Become Counterintuitive

Your vision or mission statement can be as simply stated as, I want to be the best financial planner for divorced women. You can substitute doctors or engineers or small business owners as you see fit. But making that simple declaration is likely to do miracles for your workflow, staffing, productivity and profitability. In and of itself, it will say volumes about where you should direct your energy and effort and what types of results you should begin looking for. While it sounds simple and rewarding enough, consultants know this stumps a lot of planners. That's because the very notion of turning away clients who don't fulfill a firm's vision, and limiting what your firm does, feels counterintuitive. "Oftentimes a planner calls me in because they believe their practice is languishing, and it is," says Mark Tibergien, head of the financial services consulting practice at Moss Adams in Seattle. "It isn't producing the returns the owner thinks it should. There are no efficiencies and no top-line growth."

What does he frequently find? "That the firm has too many different clients and offers too many product and service lines to really harness its resources." What are the signs? "I'd find your staff, if you had any, would be unhappy because they don't have a sense of direction. I'd find compensation is misaligned with what you're trying to accomplish. Your gross profit margin would probably be diminishing, caused by poor client mix, poor pricing and poor productivity. At the same time, I likely see your overhead costs rising."

No one is asking advisors in the early years of launching their business to turn away clients. But as practices grow and mature, focusing on the client group you want to serve can make running either a small one-person boutique or a large multi-planner firm more gratifying for you and clients. Simply put, it will allow you to develop the depth and breadth of experience needed to serve clients well without having to reinvent the wheel every day.
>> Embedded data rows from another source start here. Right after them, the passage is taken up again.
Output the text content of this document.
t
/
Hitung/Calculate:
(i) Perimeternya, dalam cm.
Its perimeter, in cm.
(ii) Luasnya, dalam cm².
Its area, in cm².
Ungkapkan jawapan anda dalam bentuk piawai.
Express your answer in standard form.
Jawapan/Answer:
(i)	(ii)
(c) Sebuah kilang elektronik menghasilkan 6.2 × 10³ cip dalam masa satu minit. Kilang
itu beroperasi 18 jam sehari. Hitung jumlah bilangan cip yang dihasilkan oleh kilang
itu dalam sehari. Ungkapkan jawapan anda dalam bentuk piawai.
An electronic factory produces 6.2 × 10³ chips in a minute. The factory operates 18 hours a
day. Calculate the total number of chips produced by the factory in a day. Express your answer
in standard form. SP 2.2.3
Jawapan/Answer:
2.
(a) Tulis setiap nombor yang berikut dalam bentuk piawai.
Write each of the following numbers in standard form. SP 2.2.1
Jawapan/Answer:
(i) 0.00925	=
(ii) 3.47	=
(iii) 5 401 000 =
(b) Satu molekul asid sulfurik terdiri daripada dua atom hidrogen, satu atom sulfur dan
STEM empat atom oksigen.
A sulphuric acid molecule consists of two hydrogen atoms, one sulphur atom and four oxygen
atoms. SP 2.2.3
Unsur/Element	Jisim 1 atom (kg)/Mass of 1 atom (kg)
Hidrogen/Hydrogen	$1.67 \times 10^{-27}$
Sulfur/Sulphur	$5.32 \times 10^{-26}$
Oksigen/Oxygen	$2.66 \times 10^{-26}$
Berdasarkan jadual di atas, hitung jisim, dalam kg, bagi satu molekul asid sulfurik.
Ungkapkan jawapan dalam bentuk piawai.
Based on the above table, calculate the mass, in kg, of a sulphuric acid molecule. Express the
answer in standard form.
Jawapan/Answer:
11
Draw Your Line In The Sand

It's easy and exciting to get caught up in the demands of growing a business, especially when it begins to take on a life of it's own. But years or even decades later, it's likely that your likes and strengths will have changed. Cambridge's Bert Whitehouse used to like managing his four-state firm, hiring and firing and training staff and organizing all of the activities that go into running a business. Then he stopped liking it so much. He began to hire staff to do those things he didn't like to do, right down to reading the 100 or so e-mails he gets every workday, a task he began delegating about three months ago. Whitehead calls it "e-mail triage."

Every morning a staffer deletes all his junk e-mail, answers what she can and directs other e-mail, where appropriate, to paraplanners and team advisors on his staff. "E-mail was fun ten years ago," Whitehead says. "Then it started taking me an hour-and-a-half just to plow through it." Now he receives the three or four e-mails that need his attention, and gets to spend more time in front of clients earning the hefty retainer fees he charges (the fee ranges from $2,000 to $25,000 and averages $6,000, depending on assets and complexity). "Fee-only planners think of their work as a calling, and one of their sins is they don't charge enough," he says. "I charge what the service is worth, and that gives me the resources to hire paraplanners and others to help run my business." The strategy isn't all self-serving. In the past 20 years, Whitehead has trained 20 different planners who went on to buy their client list from him.


Get A Real Compliance Officer

It would be hard to talk about the quality of your life as an advisor without underscoring how important it is to avoid raising red flags with regulators. And so it stands to reason that the days when advisory firms appointed their receptionist, administrative assistant or proverbial low man on the totem pole as the firm's chief compliance officer are drawing to a speedy close. That's because starting in October, the Securities and Exchange Commission will require that you appoint a chief compliance officer and that he or she create, implement and review compliance policies and procedures at your firm annually.

"Nine times out of ten when we do mock audits and the person responsible for compliance is the low man, the audit doesn't go well," says Gary Watkins, a partner with Adviser Compliance Associates in Washington, D.C. It won't fly with regulators soon, either. "The SEC wants to see that the person in charge of compliance sets the tone at the top, has knowledge of how the business operates, what conflicts there are and can operate independently to change procedures where necessary."

The last thing you want during an audit is to trigger regulatory ire over who you've appointed as chief compliance officer. "Besides, the low-man types are getting wise," says Watkins. "They're shying away from the job once they realize they have real liability."

How Ethical Are You Really?

Sometimes advisors believe that because they're honorable, they don't need to disclose activities that the SEC will undoubtedly view as a conflict of interest. "That's the biggest mistake I see," says Michelle Heyne-Wyrick, a partner with the Seattle-based consulting firm BD/IA Complete. "Referral arrangements advisors have with their broker-dealer or custodian are big deals. So is anything that an advisor is deriving economic benefit from, whether it's practice management software or lower execution fees for greater volume," Heyne-Wyrick says.

It's important to have the mindset where you recognize the need to disclose any items or benefit that may impact how you make decisions affecting clients. Lori Richards, director of the SEC's Office of Compliance, Inspections and Examinations, says that as many as 70% of advisors are found to use deficient disclosure materials with clients. Richards says SEC examiners will step up the frequency of audits for advisors found to have disclosure deficiencies.